Que nous disent ces enfants qui jouent, qui achètent des glaces, donnent un coup de main aux adultes, pêchent, nagent ou font leurs devoirs ? Une certaine idée du “vivre-ensemble” qui n’est plus la même aujourd’hui avec l’individualisme numérique. Jaffar Hussain Sobha les montre en effet très souvent groupés, autour d’un gâteau d’anniversaire, en train de faire la ronde ou de se livrer à quelque bataille « à cheval ». On est frappé par la chaleur qui se dégage de leurs activités, par leur sens du groupe, et lorsque le photographe dresse un portrait, il semble interroger le temps, sonder au fond de leur regard ou dans leur expression l’infinitude de leurs espoirs, tout en contraste avec nos jeunesses blasées et angoissées par l’avenir le plus souvent.
Quelques extraits du livre de Jean-Clément Cangy, Ruelle de bonne espérance, ajoutent à la délicieuse nostalgie de ces images, en racontant des habitudes d’antan et des souvenirs d’enfance. Seuls les lieux et dates de réalisation sont précisés à côté des photographies, nous laissant le loisir de leur donner le sens que nous voulons.

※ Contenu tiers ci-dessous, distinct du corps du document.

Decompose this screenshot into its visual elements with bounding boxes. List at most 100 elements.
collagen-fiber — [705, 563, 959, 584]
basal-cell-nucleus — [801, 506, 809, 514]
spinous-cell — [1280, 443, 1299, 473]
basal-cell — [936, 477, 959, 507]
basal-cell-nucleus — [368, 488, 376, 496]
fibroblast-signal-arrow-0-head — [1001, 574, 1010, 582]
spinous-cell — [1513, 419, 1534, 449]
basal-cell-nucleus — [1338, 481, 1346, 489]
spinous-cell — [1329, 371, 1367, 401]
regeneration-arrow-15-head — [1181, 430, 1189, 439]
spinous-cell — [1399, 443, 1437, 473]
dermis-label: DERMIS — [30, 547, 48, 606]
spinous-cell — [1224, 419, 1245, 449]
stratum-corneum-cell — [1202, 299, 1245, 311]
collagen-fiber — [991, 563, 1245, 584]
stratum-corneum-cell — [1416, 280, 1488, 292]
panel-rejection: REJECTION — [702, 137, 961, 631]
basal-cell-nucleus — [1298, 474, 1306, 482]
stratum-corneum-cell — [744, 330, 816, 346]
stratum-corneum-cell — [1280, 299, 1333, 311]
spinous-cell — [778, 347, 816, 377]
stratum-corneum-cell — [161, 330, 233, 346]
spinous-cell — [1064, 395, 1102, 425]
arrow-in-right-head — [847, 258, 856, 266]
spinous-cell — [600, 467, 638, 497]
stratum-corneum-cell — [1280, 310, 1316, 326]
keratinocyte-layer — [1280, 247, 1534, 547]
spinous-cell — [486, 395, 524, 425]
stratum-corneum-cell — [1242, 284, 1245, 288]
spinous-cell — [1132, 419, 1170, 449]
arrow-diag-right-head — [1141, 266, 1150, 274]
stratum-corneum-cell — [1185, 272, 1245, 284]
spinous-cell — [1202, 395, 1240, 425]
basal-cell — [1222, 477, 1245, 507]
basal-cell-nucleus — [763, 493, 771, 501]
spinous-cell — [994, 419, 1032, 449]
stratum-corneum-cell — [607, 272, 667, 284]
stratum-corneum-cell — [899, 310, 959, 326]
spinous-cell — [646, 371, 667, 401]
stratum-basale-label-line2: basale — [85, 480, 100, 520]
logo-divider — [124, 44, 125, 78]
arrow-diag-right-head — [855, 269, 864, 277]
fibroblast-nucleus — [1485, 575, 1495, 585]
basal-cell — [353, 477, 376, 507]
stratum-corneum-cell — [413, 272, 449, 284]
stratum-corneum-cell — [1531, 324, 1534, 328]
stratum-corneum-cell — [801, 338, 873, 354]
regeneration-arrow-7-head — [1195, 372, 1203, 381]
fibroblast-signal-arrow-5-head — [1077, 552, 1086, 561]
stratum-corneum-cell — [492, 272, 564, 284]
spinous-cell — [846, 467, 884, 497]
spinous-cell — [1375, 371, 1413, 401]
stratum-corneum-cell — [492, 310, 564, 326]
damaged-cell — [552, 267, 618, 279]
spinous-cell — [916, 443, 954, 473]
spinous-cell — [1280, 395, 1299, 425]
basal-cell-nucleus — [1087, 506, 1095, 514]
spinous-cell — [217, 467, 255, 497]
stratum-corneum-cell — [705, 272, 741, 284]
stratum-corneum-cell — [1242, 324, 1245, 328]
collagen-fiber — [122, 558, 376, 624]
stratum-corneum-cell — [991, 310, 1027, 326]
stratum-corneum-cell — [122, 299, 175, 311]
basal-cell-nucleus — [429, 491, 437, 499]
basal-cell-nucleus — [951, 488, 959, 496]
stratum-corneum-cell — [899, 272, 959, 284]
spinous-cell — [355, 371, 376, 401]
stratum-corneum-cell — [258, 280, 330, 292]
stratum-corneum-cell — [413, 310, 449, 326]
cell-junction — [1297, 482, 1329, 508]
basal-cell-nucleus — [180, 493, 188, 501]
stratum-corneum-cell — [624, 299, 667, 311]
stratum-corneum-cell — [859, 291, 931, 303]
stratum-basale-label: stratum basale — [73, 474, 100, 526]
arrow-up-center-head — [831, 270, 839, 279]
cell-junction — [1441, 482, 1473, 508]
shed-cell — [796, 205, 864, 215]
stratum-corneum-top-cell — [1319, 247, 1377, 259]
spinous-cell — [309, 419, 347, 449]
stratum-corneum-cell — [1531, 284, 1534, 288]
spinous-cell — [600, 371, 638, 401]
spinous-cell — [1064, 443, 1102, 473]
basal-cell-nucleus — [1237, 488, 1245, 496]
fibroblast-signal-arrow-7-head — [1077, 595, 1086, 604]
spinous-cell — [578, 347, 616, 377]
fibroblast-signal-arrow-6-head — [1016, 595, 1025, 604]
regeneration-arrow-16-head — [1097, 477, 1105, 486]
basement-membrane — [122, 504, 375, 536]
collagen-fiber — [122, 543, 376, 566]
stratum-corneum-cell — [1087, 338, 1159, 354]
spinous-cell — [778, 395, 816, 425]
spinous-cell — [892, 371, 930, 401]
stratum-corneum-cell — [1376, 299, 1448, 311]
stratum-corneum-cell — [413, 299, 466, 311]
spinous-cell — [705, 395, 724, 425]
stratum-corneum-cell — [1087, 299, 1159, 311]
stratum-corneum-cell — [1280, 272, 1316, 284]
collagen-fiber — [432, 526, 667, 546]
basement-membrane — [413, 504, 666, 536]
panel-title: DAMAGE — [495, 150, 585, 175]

Mais parfois, des légendes plus explicatives sur les habitudes du passé auraient alimenté encore davantage l’imagination des lecteurs. Des vallons à perte de vue, couverts de cultures, un hameau en bois et tôle, une modeste maison au toit de chaume ou encore cette vue plongeante sur Bois-des-Amourettes inondé de soleil nous rappelle les vertus du noir et blanc, qui ne souffre pas des faiblesses de composition tandis que la couleur tend à les masquer. Un panorama sur la Rivière des Lataniers, à Vallée-des-Prêtres, fait prendre la mesure de la plus célèbre berceuse de Maurice. Toutes les dhobee de Port-Louis semblent s’être données rendez-vous avec leurs enfants dans les eaux de cette rivière, qui sillonne une vallée aux allures enchanteresses avec sa couronne de montagnes.
Ce livre raconte aussi une époque où les salles de cinéma étaient prises d’assaut par les foules, comme le Luna Park sur l’une d’entre elles. Loin de figurer dans chaque foyer, la télévision était l’objet d’une activité collective où l’on se rassemblait dans la rue pour la regarder… Parfois, le temps s’arrête sur un événement, comme les lendemains du cyclone Alix, où Port-Louis, ses bâtiments et ses docks avaient été mis à sac par les vents. Ces événements climatiques font partie de notre mode de vie, mais s’il est dans ce livre un moment véritablement unique et exceptionnel, c’est bien ce rassemblement d’hommes, la nuit venue, unis par la même cause… Le slogan “Vive l’Indépendance” s’élève au-dessus de leurs têtes. Leurs expressions et leurs regards sont graves et longs, comme s’ils exprimaient un désir trop profond et ancien pour s’épuiser dans l’exubérance de la liesse. Cette gravité donnait la mesure de l’événement, un des plus décisifs de notre histoire, et de tout ce qu’il y aurait à construire désormais.